11 June 2013

Orchid confusion in Northumberland: 7 June

This week I've learned that Dactylorhiza orchids are 'fracking' hard to ID! And I'm not talking Reed/Marsh Warbler hard here, more like Alder/Willow Flycatcher hard! Not only do Dactylorhiza species look incredibly similar, but there is a huge amount of variation within species and hybridisation is very common. Even Kew struggle to put a name to them (see here), so as a notice botanist what chance do I have?

At Lindisfarne on Sunday we found quite a few orchids growing in the sand dunes at The Snook and in the dunes along the north shore of the main island. I identified several as Northern Marsh-orchid Dactylorhiza purpurella but noted a large variation in flower colour and shape. But after a little online reading I started to doubt my identification, so back on Lindisfarne this morning I took a closer look at them.
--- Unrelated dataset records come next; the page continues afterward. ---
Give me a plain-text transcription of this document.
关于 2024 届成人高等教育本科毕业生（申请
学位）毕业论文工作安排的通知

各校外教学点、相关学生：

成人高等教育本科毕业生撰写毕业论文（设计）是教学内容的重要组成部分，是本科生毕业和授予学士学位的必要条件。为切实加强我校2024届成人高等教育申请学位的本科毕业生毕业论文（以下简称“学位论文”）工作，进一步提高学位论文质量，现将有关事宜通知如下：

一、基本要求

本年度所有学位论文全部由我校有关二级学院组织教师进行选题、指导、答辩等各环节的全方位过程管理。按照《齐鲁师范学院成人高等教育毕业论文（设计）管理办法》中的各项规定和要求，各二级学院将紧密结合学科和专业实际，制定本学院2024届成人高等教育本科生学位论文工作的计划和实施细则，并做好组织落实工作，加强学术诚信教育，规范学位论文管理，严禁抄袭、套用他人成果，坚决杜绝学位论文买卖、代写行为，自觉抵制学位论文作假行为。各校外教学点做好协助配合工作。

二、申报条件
Dactylorhiza orchids, The Snook, Lindisfarne. Note the variation in size, shape and flower colour.

I think both the pale pink and darker purple orchids we found here are Northern Marsh-orchid Dactylorhiza purpurella. Both have similar shaped flowers with a similar pattern of deeper purple lines and spots on the lip (lower petal) and a whitish throat, as well as unspotted leaves (although apparently some purpurella can have dark spots on the leaves too).

Northern Marsh-orchid Dactylorhiza purpurella, The Snook, Lindisfarne

Northern Marsh-orchid Dactylorhiza purpurella, The Snook, Lindisfarne

Note the similarity in the flower shape and pattern of deeper purple lines and spots in this pic and the pic below

Maybe the flowers become lighter as they age?

Animalia were easier to name but thin on the ground at Lindisfarne today. Lepidoptera were keeping their heads down in the cool easterly wind, with just a single Wall Lasiommata megera butterfly and a few The Cinnabar Tyria jacobaeae moths seen, and still no sign of any Dark Green Fritillaries. 3 Common Swift over north and several Ringed Plover, 5 Dunlin and a few Common Eider were picked out on the estuary were the only birds of note.

Wall Lasiommata megera, The Snook, Lindisfarne. These butterflies have declined severely over the last several decades and are
now found mainly in coastal areas. Northumberland lies at the northern edge of their range.

The Cinnabar Tyria jacobaeae, The Snook, Lindisfarne

A quiet hour or so this afternoon at Newton Pool logged 1m Yellow Wagtail, 2m Common Teal, 4 Ringed Plover, several Pied Wagtail, 1 ad. Kittiwake, 4+ Sand Martin, 1 Sedge Warbler, 1 juv Stonechat, a juv Robin being fed by an adult and a couple of Willow Warbler (H). No sign of yesterday's Barnacle Goose though.

Today was our last day in Northumberland and we're really sad to leave. Northumberland is teaming with wildlife and we've had a great week taking in the seabird spectacle and wild flowers. We're really looking forward to coming back - maybe in the autumn for some east coast migration?